With walking mobility, he just asked how I got to the doctor’s – ‘in the car; my husband drops me right outside the door, I can just walk to half-way point of downstairs waiting room and have to sit down to rest. My husband, having parked car, catches up with me then, we walk to the lift and waiting area is right outside. The electronic booking-in machine is right outside the consulting room; if I am not too tired, I book myself in, otherwise my husband does it. My husband normally comes in with me as I forget what has been said.’

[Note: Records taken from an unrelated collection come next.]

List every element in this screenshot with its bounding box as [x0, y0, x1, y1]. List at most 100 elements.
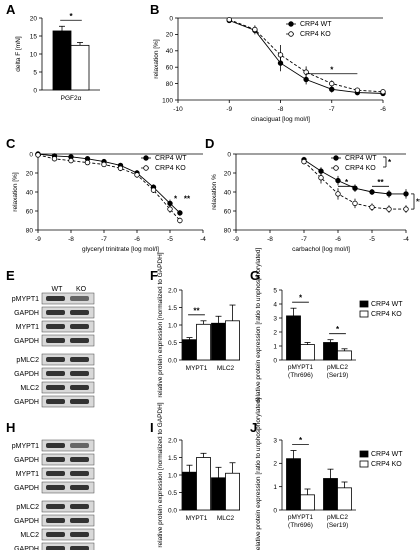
blot-band: [70, 296, 89, 301]
blot-band: [70, 385, 89, 390]
x-tick-label-J: pMLC2: [327, 514, 348, 521]
x-axis-label-C: glyceryl trinitrate [log mol/l]: [82, 246, 159, 253]
x-tick-label-I: MLC2: [217, 515, 235, 522]
data-point-C: [68, 157, 74, 164]
blot-band: [46, 532, 65, 537]
blot-band: [46, 385, 65, 390]
data-point-C: [167, 200, 173, 207]
panel-label-e: E: [6, 268, 15, 283]
y-tick-label-F: 1.0: [168, 322, 177, 329]
y-tick-label-C: 80: [26, 227, 34, 234]
bar-J: [323, 478, 338, 511]
y-tick-label-B: 0: [169, 15, 173, 22]
blot-row-label: GAPDH: [14, 546, 39, 550]
legend-marker-D: [333, 165, 339, 171]
significance-label-F: **: [193, 306, 200, 315]
y-tick-label-J: 1: [273, 484, 277, 491]
blot-band: [46, 485, 65, 490]
blot-row-label: GAPDH: [14, 518, 39, 525]
y-tick-label-C: 20: [26, 170, 34, 177]
x-tick-label-D: -7: [301, 236, 307, 243]
x-tick-label-J: (Thr696): [288, 522, 313, 529]
y-tick-label-A: 20: [30, 15, 38, 22]
panel-label-b: B: [150, 2, 159, 17]
data-point-C: [101, 161, 107, 168]
blot-lane-strip: [41, 467, 95, 480]
data-point-C: [177, 210, 183, 216]
data-point-B: [252, 26, 258, 33]
data-point-D: [352, 200, 358, 207]
blot-band: [46, 296, 65, 301]
y-tick-label-A: 5: [33, 69, 37, 76]
y-axis-label-C: relaxation [%]: [12, 172, 19, 212]
blot-band: [70, 324, 89, 329]
legend-label-B: CRP4 KO: [300, 31, 331, 38]
x-tick-label-D: -6: [335, 236, 341, 243]
bar-I: [225, 472, 240, 511]
blot-band: [46, 357, 65, 362]
blot-row-label: GAPDH: [14, 457, 39, 464]
legend-label-G: CRP4 KO: [371, 311, 402, 318]
y-axis-label-F: relative protein expression [normalized …: [157, 252, 164, 397]
y-tick-label-B: 40: [166, 48, 174, 55]
y-tick-label-G: 0: [273, 357, 277, 364]
significance-label-G: *: [336, 325, 340, 334]
y-tick-label-J: 3: [273, 437, 277, 444]
bar-A: [70, 44, 90, 91]
data-point-B: [329, 86, 335, 93]
legend-marker-C: [143, 155, 149, 161]
legend-label-D: CRP4 KO: [345, 165, 376, 172]
y-tick-label-A: 0: [33, 87, 37, 94]
blot-band: [70, 504, 89, 509]
blot-band: [46, 504, 65, 509]
legend-marker-B: [288, 31, 294, 37]
blot-lane-strip: [41, 528, 95, 541]
blot-band: [70, 399, 89, 404]
panel-label-f: F: [150, 268, 158, 283]
y-tick-label-I: 1.5: [168, 455, 177, 462]
data-point-C: [150, 187, 157, 193]
blot-band: [70, 518, 89, 523]
legend-label-C: CRP4 WT: [155, 155, 187, 162]
bar-F: [196, 323, 211, 361]
blot-row-label: MLC2: [20, 385, 39, 392]
data-point-C: [84, 159, 91, 166]
data-point-B: [303, 69, 309, 75]
x-tick-label-J: pMYPT1: [288, 514, 314, 521]
blot-band: [46, 399, 65, 404]
y-tick-label-D: 80: [224, 227, 232, 234]
blot-lane-strip: [41, 453, 95, 466]
legend-marker-C: [143, 165, 149, 171]
blot-lane-strip: [41, 334, 95, 347]
blot-lane-strip: [41, 500, 95, 513]
x-tick-label-F: MLC2: [217, 365, 235, 372]
y-tick-label-F: 2.0: [168, 287, 177, 294]
blot-band: [46, 457, 65, 462]
x-tick-label-D: -5: [369, 236, 375, 243]
blot-lane-strip: [41, 439, 95, 452]
y-tick-label-I: 0.0: [168, 507, 177, 514]
blot-column-label: WT: [52, 286, 64, 293]
data-point-D: [335, 177, 341, 184]
bar-I: [196, 457, 211, 511]
significance-label-D: **: [377, 178, 384, 187]
data-point-B: [354, 87, 361, 93]
blot-band: [70, 532, 89, 537]
legend-swatch-J: [359, 460, 369, 468]
data-point-D: [403, 206, 409, 212]
blot-lane-strip: [41, 542, 95, 550]
blot-band: [46, 324, 65, 329]
blot-band: [70, 310, 89, 315]
significance-label-D: **: [416, 198, 420, 207]
series-line-C: [37, 154, 181, 221]
x-tick-label-G: pMLC2: [327, 364, 348, 371]
bar-G: [286, 315, 301, 361]
blot-row-label: GAPDH: [14, 338, 39, 345]
x-tick-label-I: MYPT1: [186, 515, 208, 522]
blot-band: [46, 443, 65, 448]
x-tick-label-J: (Ser19): [327, 522, 349, 529]
y-tick-label-D: 60: [224, 208, 232, 215]
data-point-D: [318, 175, 324, 181]
y-tick-label-B: 100: [162, 97, 173, 104]
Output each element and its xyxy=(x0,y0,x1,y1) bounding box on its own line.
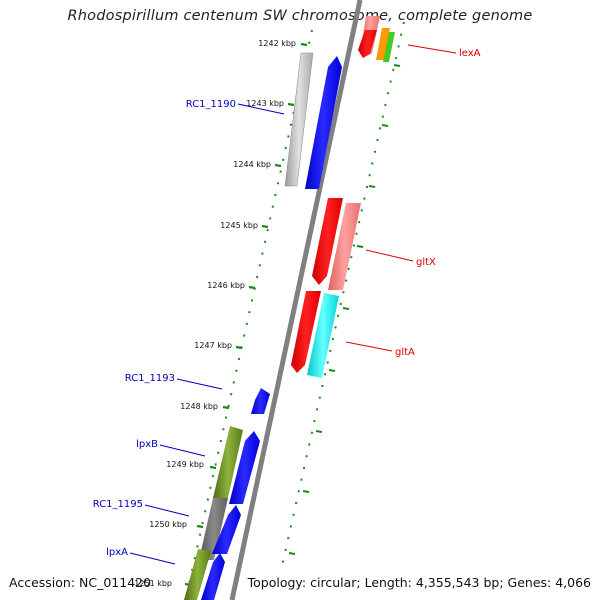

He says: “When she goes to her GP surgery, her husband will drop her outside the door, she will visit the newly built GP surgery and will walk to the waiting room after checking herself in at reception. She will see her GP by herself. Reported restrictions of pain and immobility are consistent with a collection of physical conditions... Medication history shows strong painkillers used regularly. It is clinically reasonable she requires an aid to stand and walk, but that she can walk more than 20 metres but no more than 50 metres reliably.” (As stated in my application form) I can do 20 metres on a very good day, but usually around 18 before I have to stop due to pain. If there was any doubt, shouldn’t a walking test have been done? [Husband has just timed me walking inside from front to back of house (22 metres). Got TENS machine on for back pain, but still having trouble with hip/knee. Just made the distance before I had to stop & lean against the wall due to pain – 22 metres in 1min 15secs]
Had this hurried Paramedic read back to my husband and I what he had (inaccurately) written, I would not be in this position, as all the inaccuracies would have been corrected. On his way out he said he had overrun his time and was now running late as he had 3 more assessments to do.
Where do I start with all this for a Mandatory Reconsideration? I know there is never any certainty, but might there be good enough grounds for challenging this medical assessment? If so, is it submitted to DWP before the Mandatory Reconsideration, or submitted as part of the Tribunal Appeal process?
Do apologise for this post being so long, but just saying ‘there are a few discrepancies’ really does not do this bogus report justice.